Objective: To confirm LDJB as a new treatment for a subset of T2DM in non obese patients
Patients and Methods: Following a strict protocol with ethics committee approval in our institution, 7 T2DM patients underwent a LDJB. Surgical technique: transection of the duodenum 2 cm. distal to the pylorus, duodeno-jejunal anastomosis , biliopancreatic limb of 150 cm, alimentary limb 100 cm. Barium swallow was done on the second postoperative day. All patients are taking metformin upon discharge for at least 6 month after surgery.

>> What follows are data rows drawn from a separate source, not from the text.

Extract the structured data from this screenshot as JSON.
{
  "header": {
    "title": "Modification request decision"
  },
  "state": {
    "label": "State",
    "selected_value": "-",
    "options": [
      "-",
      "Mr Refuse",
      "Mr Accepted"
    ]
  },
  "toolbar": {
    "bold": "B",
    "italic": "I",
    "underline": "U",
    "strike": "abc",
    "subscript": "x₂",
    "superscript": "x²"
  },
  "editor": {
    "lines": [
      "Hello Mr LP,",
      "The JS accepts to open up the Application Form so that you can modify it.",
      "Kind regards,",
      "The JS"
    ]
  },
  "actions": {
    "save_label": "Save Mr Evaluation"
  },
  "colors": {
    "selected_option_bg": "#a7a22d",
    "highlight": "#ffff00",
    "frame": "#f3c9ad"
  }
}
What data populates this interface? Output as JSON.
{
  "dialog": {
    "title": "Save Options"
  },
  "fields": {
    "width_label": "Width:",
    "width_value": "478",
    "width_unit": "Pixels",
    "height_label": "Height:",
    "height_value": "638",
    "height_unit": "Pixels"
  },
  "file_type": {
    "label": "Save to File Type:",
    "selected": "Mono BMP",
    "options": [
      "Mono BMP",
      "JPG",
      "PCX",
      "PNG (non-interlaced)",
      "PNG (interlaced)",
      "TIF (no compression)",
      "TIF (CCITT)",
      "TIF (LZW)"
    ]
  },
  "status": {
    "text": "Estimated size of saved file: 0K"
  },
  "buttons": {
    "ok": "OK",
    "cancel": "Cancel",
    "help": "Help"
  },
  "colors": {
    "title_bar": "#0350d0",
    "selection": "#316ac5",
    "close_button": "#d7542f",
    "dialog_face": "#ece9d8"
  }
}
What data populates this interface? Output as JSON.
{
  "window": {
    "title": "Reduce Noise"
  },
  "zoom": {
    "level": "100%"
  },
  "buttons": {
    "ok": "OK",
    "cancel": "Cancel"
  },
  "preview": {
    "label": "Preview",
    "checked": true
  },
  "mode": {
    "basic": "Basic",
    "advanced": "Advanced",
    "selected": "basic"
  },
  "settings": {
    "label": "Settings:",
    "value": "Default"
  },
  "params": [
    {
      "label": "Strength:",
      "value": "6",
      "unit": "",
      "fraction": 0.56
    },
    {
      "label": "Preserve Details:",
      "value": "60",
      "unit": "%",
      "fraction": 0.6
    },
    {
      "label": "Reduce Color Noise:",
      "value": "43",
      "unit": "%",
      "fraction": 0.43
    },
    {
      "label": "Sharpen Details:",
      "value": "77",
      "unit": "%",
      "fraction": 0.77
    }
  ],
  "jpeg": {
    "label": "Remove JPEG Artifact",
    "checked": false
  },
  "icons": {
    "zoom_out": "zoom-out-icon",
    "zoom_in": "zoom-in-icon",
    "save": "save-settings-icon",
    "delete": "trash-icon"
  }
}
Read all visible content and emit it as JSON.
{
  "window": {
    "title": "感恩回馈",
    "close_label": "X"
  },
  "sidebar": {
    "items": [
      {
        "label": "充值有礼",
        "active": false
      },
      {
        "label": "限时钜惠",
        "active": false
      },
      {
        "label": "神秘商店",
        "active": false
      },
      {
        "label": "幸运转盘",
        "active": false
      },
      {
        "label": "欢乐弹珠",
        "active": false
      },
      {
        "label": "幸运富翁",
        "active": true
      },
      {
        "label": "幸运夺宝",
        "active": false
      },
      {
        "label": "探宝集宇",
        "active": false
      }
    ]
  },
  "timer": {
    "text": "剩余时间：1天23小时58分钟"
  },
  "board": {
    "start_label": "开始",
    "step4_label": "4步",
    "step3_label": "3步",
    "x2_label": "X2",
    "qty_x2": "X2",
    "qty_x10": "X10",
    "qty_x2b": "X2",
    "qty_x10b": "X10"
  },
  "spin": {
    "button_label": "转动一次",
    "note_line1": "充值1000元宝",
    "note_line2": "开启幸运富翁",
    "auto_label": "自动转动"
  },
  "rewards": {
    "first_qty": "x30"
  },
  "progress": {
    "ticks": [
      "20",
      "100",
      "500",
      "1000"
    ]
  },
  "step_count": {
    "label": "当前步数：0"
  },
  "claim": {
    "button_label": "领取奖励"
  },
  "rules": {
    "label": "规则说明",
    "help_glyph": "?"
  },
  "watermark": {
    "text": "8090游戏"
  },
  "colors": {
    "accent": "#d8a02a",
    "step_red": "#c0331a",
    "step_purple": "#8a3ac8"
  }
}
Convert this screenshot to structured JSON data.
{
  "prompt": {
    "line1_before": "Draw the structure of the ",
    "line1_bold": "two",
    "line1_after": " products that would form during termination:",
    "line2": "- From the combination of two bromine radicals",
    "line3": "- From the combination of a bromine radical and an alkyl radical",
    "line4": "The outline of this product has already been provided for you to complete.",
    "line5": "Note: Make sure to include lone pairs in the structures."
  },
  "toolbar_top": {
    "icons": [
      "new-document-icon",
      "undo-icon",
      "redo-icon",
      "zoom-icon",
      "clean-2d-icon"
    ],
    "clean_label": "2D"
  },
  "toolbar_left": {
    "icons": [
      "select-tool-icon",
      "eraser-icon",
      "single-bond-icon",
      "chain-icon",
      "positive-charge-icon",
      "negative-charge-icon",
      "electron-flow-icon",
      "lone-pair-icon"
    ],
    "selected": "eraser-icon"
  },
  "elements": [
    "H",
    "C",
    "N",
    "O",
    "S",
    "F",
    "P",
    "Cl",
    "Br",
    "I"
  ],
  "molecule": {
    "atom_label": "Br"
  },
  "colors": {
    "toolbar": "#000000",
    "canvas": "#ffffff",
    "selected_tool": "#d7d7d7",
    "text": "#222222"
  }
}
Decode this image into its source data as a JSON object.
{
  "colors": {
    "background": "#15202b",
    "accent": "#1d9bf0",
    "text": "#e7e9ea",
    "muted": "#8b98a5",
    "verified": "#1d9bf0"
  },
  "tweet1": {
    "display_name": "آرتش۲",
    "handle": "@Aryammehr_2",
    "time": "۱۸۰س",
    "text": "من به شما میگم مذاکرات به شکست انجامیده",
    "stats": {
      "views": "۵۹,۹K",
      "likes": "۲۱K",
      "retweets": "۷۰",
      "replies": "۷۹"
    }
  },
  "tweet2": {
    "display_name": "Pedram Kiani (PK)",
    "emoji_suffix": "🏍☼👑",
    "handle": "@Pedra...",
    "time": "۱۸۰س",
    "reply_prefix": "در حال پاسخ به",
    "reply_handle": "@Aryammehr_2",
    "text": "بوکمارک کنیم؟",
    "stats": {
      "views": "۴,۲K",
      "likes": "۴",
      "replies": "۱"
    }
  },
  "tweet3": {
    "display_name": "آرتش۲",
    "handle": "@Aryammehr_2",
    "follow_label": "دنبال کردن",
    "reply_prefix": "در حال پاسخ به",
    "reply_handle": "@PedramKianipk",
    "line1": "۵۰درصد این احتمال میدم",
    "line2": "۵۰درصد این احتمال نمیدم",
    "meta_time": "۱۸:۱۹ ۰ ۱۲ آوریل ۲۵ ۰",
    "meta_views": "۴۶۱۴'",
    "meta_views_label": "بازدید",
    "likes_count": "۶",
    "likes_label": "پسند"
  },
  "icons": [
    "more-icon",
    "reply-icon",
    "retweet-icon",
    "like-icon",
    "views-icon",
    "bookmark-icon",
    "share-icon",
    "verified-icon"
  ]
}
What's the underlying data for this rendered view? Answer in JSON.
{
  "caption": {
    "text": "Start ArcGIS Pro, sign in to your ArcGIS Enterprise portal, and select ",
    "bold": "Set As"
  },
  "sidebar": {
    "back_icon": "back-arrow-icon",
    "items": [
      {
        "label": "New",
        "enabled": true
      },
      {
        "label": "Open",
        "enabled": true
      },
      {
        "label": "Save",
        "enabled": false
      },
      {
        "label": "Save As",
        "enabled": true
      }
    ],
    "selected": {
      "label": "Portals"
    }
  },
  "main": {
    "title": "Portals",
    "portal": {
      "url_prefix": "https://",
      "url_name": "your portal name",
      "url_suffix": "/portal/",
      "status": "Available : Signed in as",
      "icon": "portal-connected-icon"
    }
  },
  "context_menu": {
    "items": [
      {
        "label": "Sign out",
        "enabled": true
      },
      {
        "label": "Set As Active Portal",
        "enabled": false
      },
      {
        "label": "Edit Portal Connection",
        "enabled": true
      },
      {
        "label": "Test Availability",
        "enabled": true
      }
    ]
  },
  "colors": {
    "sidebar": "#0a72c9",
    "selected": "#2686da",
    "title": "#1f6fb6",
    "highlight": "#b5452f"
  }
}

Results: 6 Male, 1 Female patient. Mean age: 45 yo (34-54). Mean years of T2DM 5 (1-10), 2 patients were insulin users, Mean Preop BMI 28,7 (26,8-31), Postop BMI: 6 month 27,5 (27-27,9), Pre-op Fasting Blood Glucose 165 (128 – 251), Post-op Fasting Blood Glucose: 1 month 113,9 (95,5 – 130). 3 months: 129 (101-165). 6 months: 108,5 (97 – 120). Pre-op HbA1c: 8,3 (6,9 – 9,3), Post-op HbA1c: 1 month: 6,6 (5,9 – 7,5), 3 month: 6,86 (6,1 – 8,4), 6 month: 6,65 (6,2 – 7,1). No patient on insulin postop. OR time: 150 min. Morbidity: 1 duodeno-jejunal anastomotic leak resolved, gastroparesis in 2 cases (1 at 15 days post discharge, 1 during hospital stay). No mortality.
Conclusion: These early results are encouraging, showing improvement or remission of T2DM in all patients. We believe that duodenal exclusion is the main mechanism that explains these results. Although these preliminary data is very promising, as an alternative treatment for T2DM in non obese patients, longer follow-up is needed.